Sobhraj was the son of a Vietnamese mother and Indian father who divorced when he was a child. He grew up shuttling around the world, experiencing life as a reviled outsider in the European boarding schools he was shipped off to. To him, the hippies’ search for an epiphany in the mystic lands of southeast Asia was a joke, and he treated them with contempt.
Posing as a sophisticated French gem dealer under the alias Alan Gautier, Sobhraj lured youngsters into his orbit with promises of easy money to finance their continued adventures. He had a little help from his beautiful girlfriend Marie-Andrée Leclerc in drugging them, stealing their money, killing them and disposing of their bodies, aided by his devoted accomplice Ajay Chowdhury.
Sobhraj, Leclerc and Chowdhury did this with great success, rousing little suspicion for a number of years in the late ’70s in Thailand. After all, who really cared what happened to spaced-out, antisocial longhairs wandering far from home, determined not to take the road mapped out for them by their hard-working parents and committed capitalist democratic home countries?
Sobhraj’s serial killings were motivated not by a psychological imbalance but rather by a much more terrifying and chillingly rational obsession with easy money and an addiction to pulling the wool over the eyes of easy, starry-eyed targets.
That was, until an ambitious, empathetic Dutch diplomat named Herman Knippenberg, working in the office of the Dutch embassy in Thailand, began to investigate the disappearance of a Dutch couple.
His inquiries sent him down a dark and horrifying maze that would eventually expose the nefariousness of Sobhraj’s trail of murder and deceit.
Knippenberg’s dogged quest for the truth eventually paid off with the arrest of Sobhraj and his accomplices. Though he has managed to play the judicial system several times to his advantage over the past three decades, Sobhraj’s hubris and attraction to fame have often tripped him up and landed him back in jail, where he’s now spent more than 35 years of his life.

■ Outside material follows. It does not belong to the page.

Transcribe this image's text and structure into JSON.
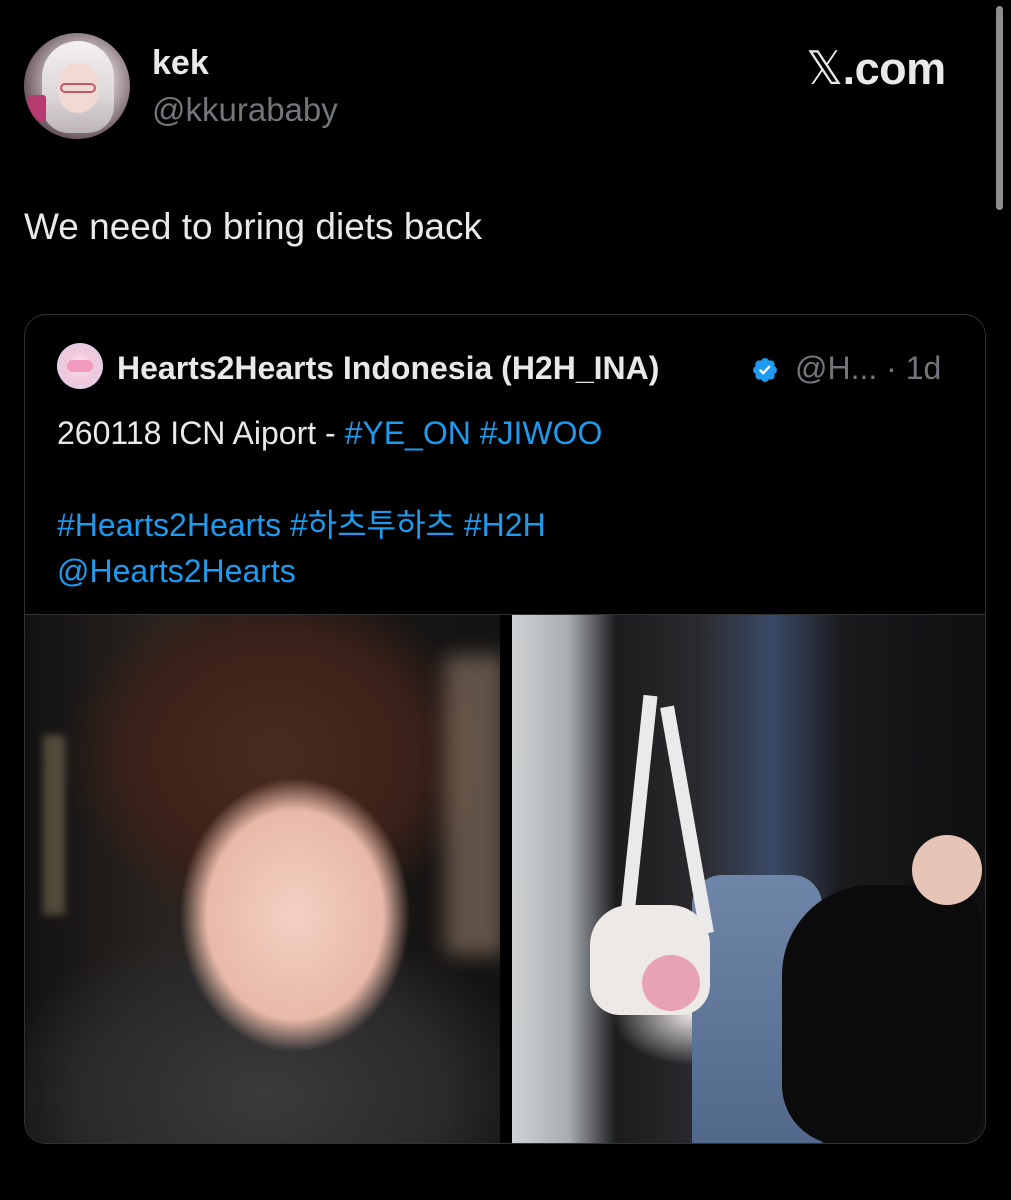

It was from jail that he recently claimed that he will be released early and plans to make millions selling the rights to his story to Hollywood.

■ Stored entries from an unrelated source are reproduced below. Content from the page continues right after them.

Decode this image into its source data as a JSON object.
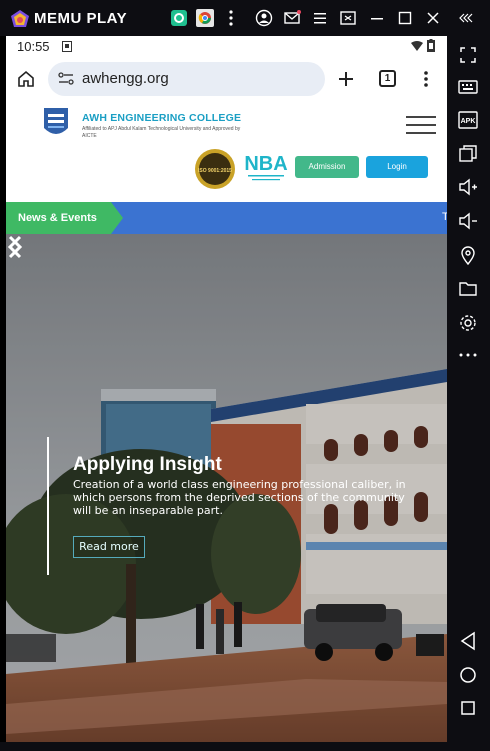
{
  "emulator": {
    "title": "MEMU PLAY",
    "toolbar_icons": [
      "app-icon",
      "chrome-icon",
      "more-vert-icon",
      "account-icon",
      "mail-icon",
      "menu-icon",
      "screenshot-icon",
      "minimize-icon",
      "maximize-icon",
      "close-icon",
      "collapse-icon"
    ],
    "side_icons": [
      "fullscreen-icon",
      "keyboard-icon",
      "apk-icon",
      "multi-window-icon",
      "volume-up-icon",
      "volume-down-icon",
      "location-icon",
      "folder-icon",
      "settings-icon",
      "more-horiz-icon",
      "back-icon",
      "home-icon",
      "recents-icon"
    ],
    "apk_label": "APK"
  },
  "status": {
    "time": "10:55"
  },
  "browser": {
    "url": "awhengg.org",
    "tab_count": "1"
  },
  "site": {
    "college_name": "AWH ENGINEERING COLLEGE",
    "college_sub": "Affiliated to APJ Abdul Kalam Technological University and Approved by AICTE",
    "iso_text": "ISO 9001:2015",
    "nba_text": "NBA",
    "admission_label": "Admission",
    "login_label": "Login",
    "news_label": "News & Events",
    "news_tick": "T"
  },
  "hero": {
    "title": "Applying Insight",
    "text": "Creation of a world class engineering professional caliber, in which persons from the deprived sections of the community will be an inseparable part.",
    "read_more": "Read more"
  },
  "colors": {
    "accent_green": "#42b88a",
    "accent_blue": "#1aa3dd",
    "news_green": "#3fb964",
    "news_blue": "#3b73d1",
    "title_blue": "#1b9fc4"
  }
}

The BBC-produced eight-part miniseries The Serpent tells the story of Sobhraj, and Knippenberg’s pursuit of him. Starring an exceptional, icy and often terrifyingly implacable Tahar Rahim as Sobhraj and a stubbornly righteous Billy Howle as Knippenberg, it’s a glacially paced but increasingly intriguing and scary examination of not only the cold-blooded psychopathy of its subject but also the coldhearted disdain of increasingly conservative establishments towards his chosen prey.

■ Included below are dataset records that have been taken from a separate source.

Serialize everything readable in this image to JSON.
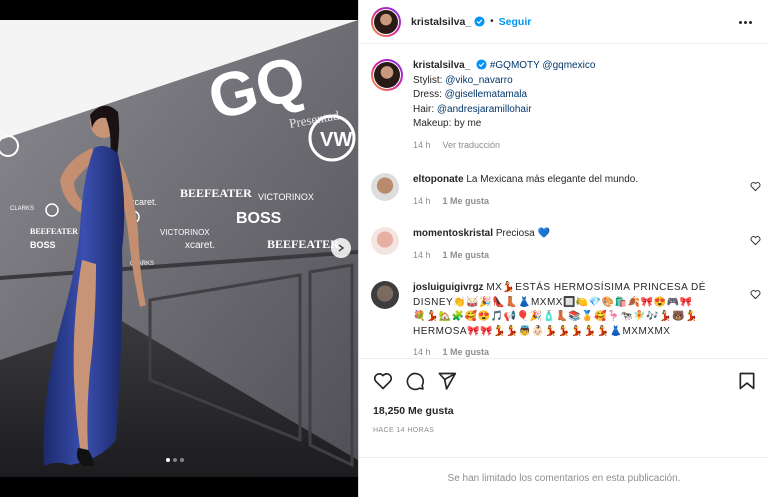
{
  "header": {
    "username": "kristalsilva_",
    "separator": "•",
    "follow_label": "Seguir"
  },
  "caption": {
    "username": "kristalsilva_",
    "text": "#GQMOTY @gqmexico",
    "lines": [
      {
        "label": "Stylist: ",
        "mention": "@viko_navarro"
      },
      {
        "label": "Dress: ",
        "mention": "@gisellematamala"
      },
      {
        "label": "Hair: ",
        "mention": "@andresjaramillohair"
      },
      {
        "label": "Makeup: by me",
        "mention": ""
      }
    ],
    "time": "14 h",
    "translate_label": "Ver traducción"
  },
  "comments": [
    {
      "username": "eltoponate",
      "text": "La Mexicana más elegante del mundo.",
      "time": "14 h",
      "likes": "1 Me gusta"
    },
    {
      "username": "momentoskristal",
      "text": "Preciosa 💙",
      "time": "14 h",
      "likes": "1 Me gusta"
    },
    {
      "username": "josluiguigivrgz",
      "text": "MX💃ESTÁS HERMOSÍSIMA PRINCESA DÉ DISNEY👏🥁🎉👠👢👗MXMX🔲🍋💎🎨🛍️🍂🎀😍🎮🎀",
      "text2": "💐💃🏡🧩🥰😍🎵📢🎈🎉🧴👢📚🏅🥰🦩🐄🧚🎶💃🏻🐻💃",
      "text3": "HERMOSA🎀🎀💃💃👼👶🏻💃💃💃💃💃👗MXMXMX",
      "time": "14 h",
      "likes": "1 Me gusta"
    }
  ],
  "likes_count": "18,250 Me gusta",
  "time_ago": "HACE 14 HORAS",
  "comments_limited": "Se han limitado los comentarios en esta publicación.",
  "photo_text": {
    "gq": "GQ",
    "presented": "Presentad",
    "boss": "BOSS",
    "beefeater": "BEEFEATER",
    "victorinox": "VICTORINOX",
    "xcaret": "xcaret.",
    "clarks": "CLARKS"
  },
  "colors": {
    "accent": "#0095f6",
    "dress": "#22347e",
    "wall": "#67676c"
  }
}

It’s lushly realised and provides a humidity-drenched and evocative recreation of 1970s southeast Asia complete with the brown-shaded costumes and décor we’d prefer to forget as once being the height of fashionable sensibilities.
It uses a well-trodden narrative set-up, but still manages to quietly surprise and engage thanks to a nifty jumping back and forth in time and a solid cast who offer strong and layered performances, playing characters often caught in a web of deceit that exposes the stark divisions between who they think they are and who they’ve actually become.
Ably supported by Jenna Coleman as Leclerc and Amesh Edireweera as Chowdhury, Rahim gives a terrific performance in which all the danger and menace of his character is revealed in subtle changes of his eyes and small gestures.
A small part whodunnit to a larger part whydunit that takes place against the backdrop of a globetrotting series of wellrecreated period settings, The Serpent is like some of the nastier members of the species — slow to unravel, beautifully fascinating to watch and short, sharp and lethal in the delivery of its increasingly tense dramatic punches.